O linga é um símbolo do amor

“Este linga é um símbolo do nosso amor; um lembrete de nossa união eterna, uma manifestação do princípio eterno de Shiva Shakti. Vamos celebrar amor, união, manifestação repleta de toda a sua sensualidade e sacralidade, que haja comunhão entre o manifesto e o transcendente! ” declarou Shiva.

“Quão lindas são suas palavras! Mas quando meus filhos terão essa visão? perguntou a mãe, latente na noiva.

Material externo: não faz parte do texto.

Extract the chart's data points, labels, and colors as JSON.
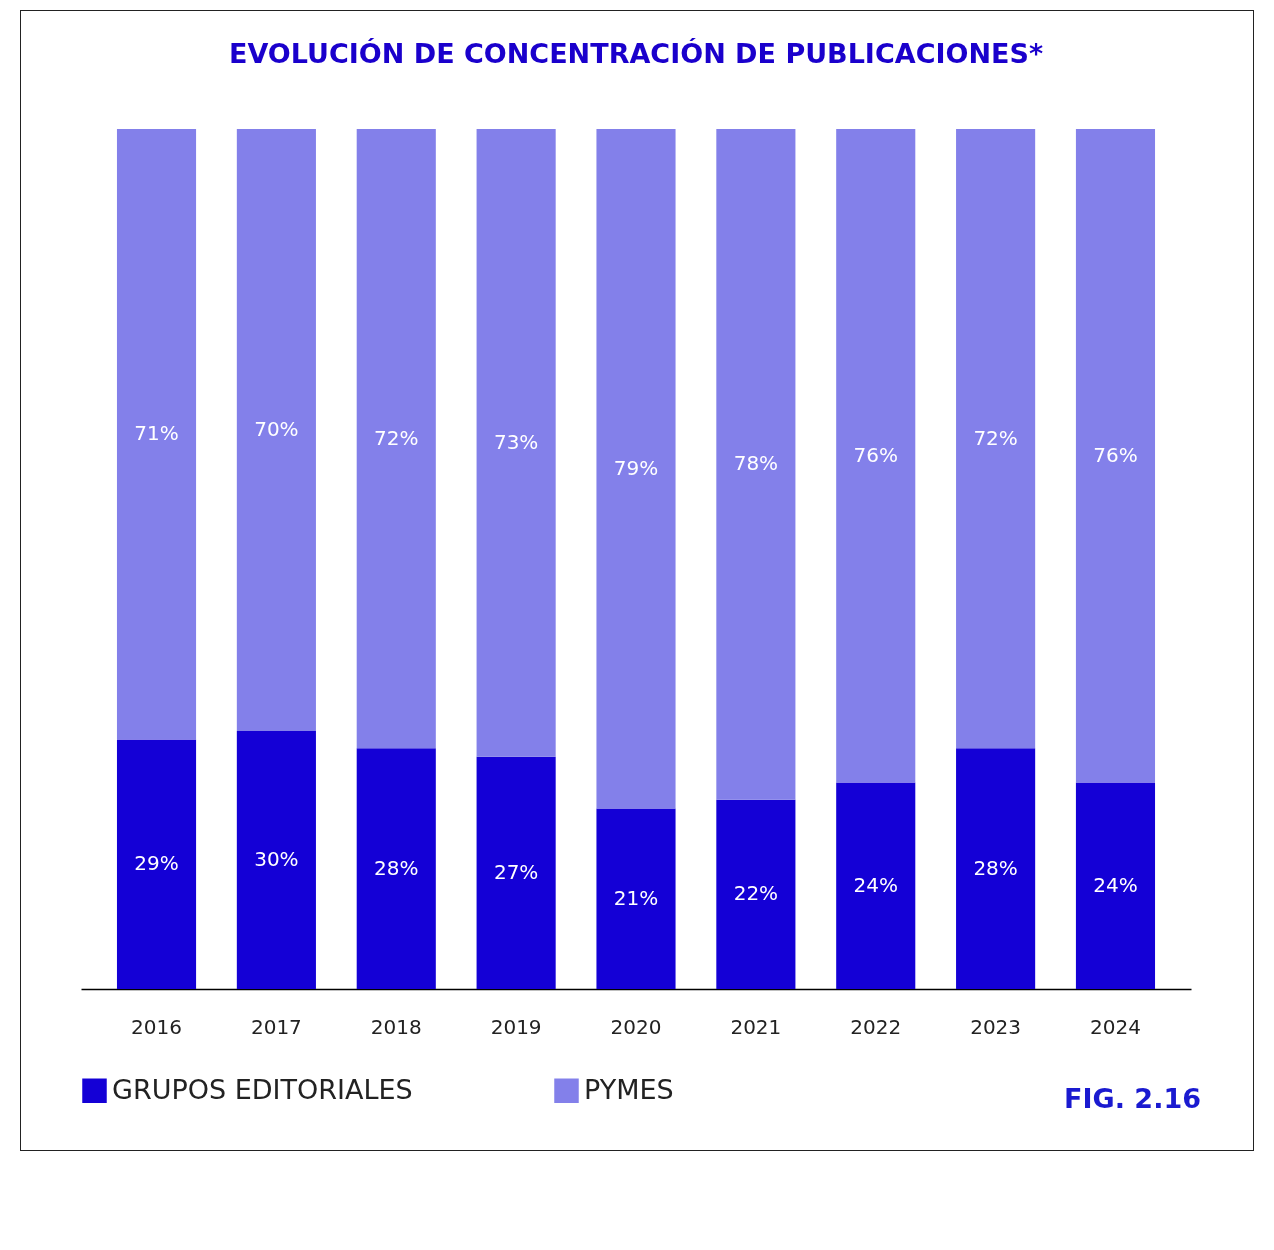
{
  "chart_data": {
    "type": "bar",
    "title": "EVOLUCIÓN DE CONCENTRACIÓN DE PUBLICACIONES*",
    "stacked": true,
    "tick_labels": "x",
    "grid": false,
    "legend": "bottom",
    "categories": [
      "2016",
      "2017",
      "2018",
      "2019",
      "2020",
      "2021",
      "2022",
      "2023",
      "2024"
    ],
    "series": [
      {
        "name": "GRUPOS EDITORIALES",
        "color": "#1400d6",
        "values": [
          29,
          30,
          28,
          27,
          21,
          22,
          24,
          28,
          24
        ],
        "value_labels": [
          "29%",
          "30%",
          "28%",
          "27%",
          "21%",
          "22%",
          "24%",
          "28%",
          "24%"
        ]
      },
      {
        "name": "PYMES",
        "color": "#8380ea",
        "values": [
          71,
          70,
          72,
          73,
          79,
          78,
          76,
          72,
          76
        ],
        "value_labels": [
          "71%",
          "70%",
          "72%",
          "73%",
          "79%",
          "78%",
          "76%",
          "72%",
          "76%"
        ]
      }
    ],
    "annotations": [
      "FIG. 2.16"
    ]
  }
}
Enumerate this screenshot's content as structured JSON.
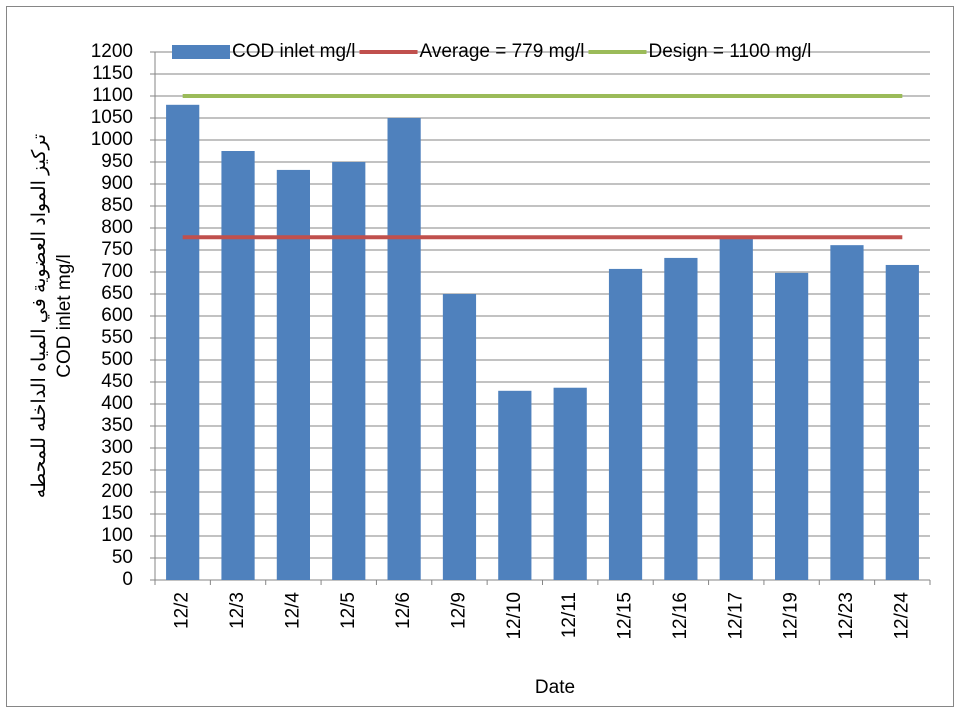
{
  "chart_data": {
    "type": "bar",
    "ylabel": [
      "تركيز المواد العضوية في المياه الداخله للمحطه",
      "COD inlet mg/l"
    ],
    "xlabel": "Date",
    "categories": [
      "12/2",
      "12/3",
      "12/4",
      "12/5",
      "12/6",
      "12/9",
      "12/10",
      "12/11",
      "12/15",
      "12/16",
      "12/17",
      "12/19",
      "12/23",
      "12/24"
    ],
    "series": [
      {
        "name": "COD inlet mg/l",
        "color": "#4f81bd",
        "type": "bar",
        "values": [
          1080,
          975,
          932,
          950,
          1050,
          650,
          430,
          437,
          707,
          732,
          780,
          698,
          761,
          716
        ]
      },
      {
        "name": "Average = 779 mg/l",
        "color": "#c0504d",
        "type": "line",
        "values": [
          779,
          779,
          779,
          779,
          779,
          779,
          779,
          779,
          779,
          779,
          779,
          779,
          779,
          779
        ]
      },
      {
        "name": "Design = 1100 mg/l",
        "color": "#9bbb59",
        "type": "line",
        "values": [
          1100,
          1100,
          1100,
          1100,
          1100,
          1100,
          1100,
          1100,
          1100,
          1100,
          1100,
          1100,
          1100,
          1100
        ]
      }
    ],
    "ylim": [
      0,
      1200
    ],
    "yticks": [
      0,
      50,
      100,
      150,
      200,
      250,
      300,
      350,
      400,
      450,
      500,
      550,
      600,
      650,
      700,
      750,
      800,
      850,
      900,
      950,
      1000,
      1050,
      1100,
      1150,
      1200
    ],
    "grid": true,
    "legend": "top"
  }
}
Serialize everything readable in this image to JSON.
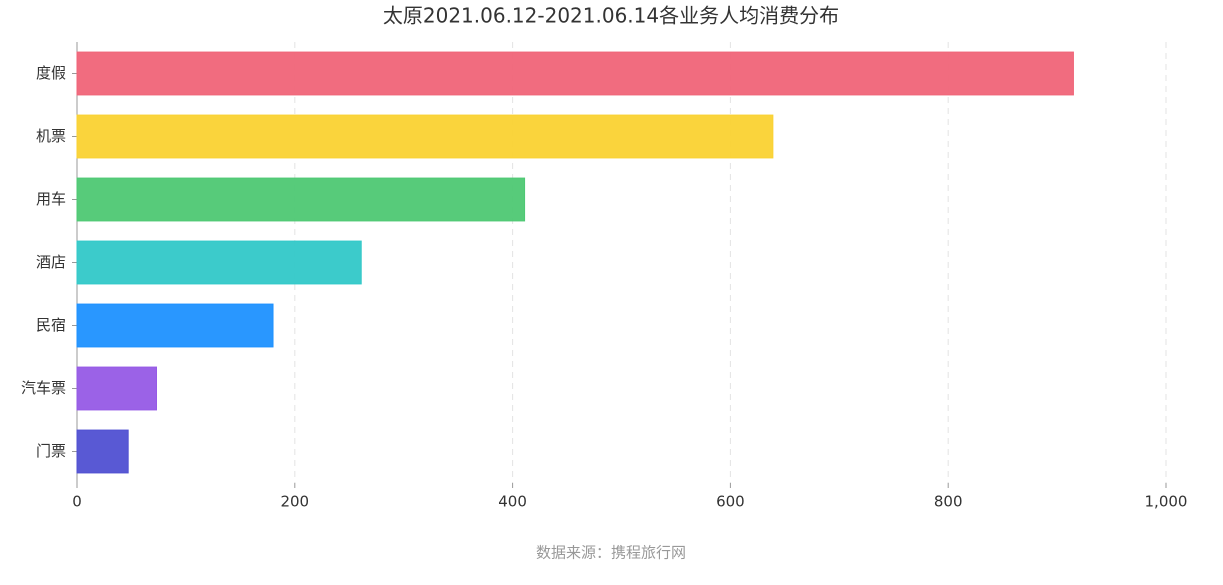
{
  "chart_data": {
    "type": "bar",
    "orientation": "horizontal",
    "title": "太原2021.06.12-2021.06.14各业务人均消费分布",
    "categories": [
      "度假",
      "机票",
      "用车",
      "酒店",
      "民宿",
      "汽车票",
      "门票"
    ],
    "values": [
      915,
      639,
      411,
      261,
      180,
      73,
      47
    ],
    "colors": [
      "#f06478",
      "#fad232",
      "#4ec873",
      "#32c8c8",
      "#1e91ff",
      "#965ae6",
      "#5050d2"
    ],
    "xlim": [
      0,
      1000
    ],
    "xticks": [
      0,
      200,
      400,
      600,
      800,
      {
        "value": 1000,
        "label": "1,000"
      }
    ],
    "grid": true,
    "source": "数据来源：携程旅行网"
  }
}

“No devido tempo! O mundo acabou de ser criado. Deixe as crianças contarem suas histórias! Que eles experimentem, que pensem e depois procurem! O que é imutável? O que é imortal? E onde eles começaram? Qualquer ser que fizer a jornada sagrada e alcançar nossa caverna de amor primitivo receberá Amrita, a realização da imortalidade.

Este era o prelúdio divino de Amarnath, onde o gelo se forma todos os anos para lembrar os filhos de sua herança sagrada.

'Shivratri é o aniversário de Shiva', dizem alguns.

Outros juram que é sua noite de núpcias com Parvati, alguns opinam que é quando o Ananda tandava, 'a primeira dança' começou.

'Oh, então meu Senhor, qual dos três é isso?' perguntou Parvati.

E então Shiva a abraçou e, fixando os olhos nos dela, sussurrou: - Todos os três, meu Devi. Quando estou unido a você, é todo o mundo daqui a pouco.

(Shail Gulhati é o autor de 'Shiva, o melhor viajante do tempo'. Disponível nos livros da Amazon.)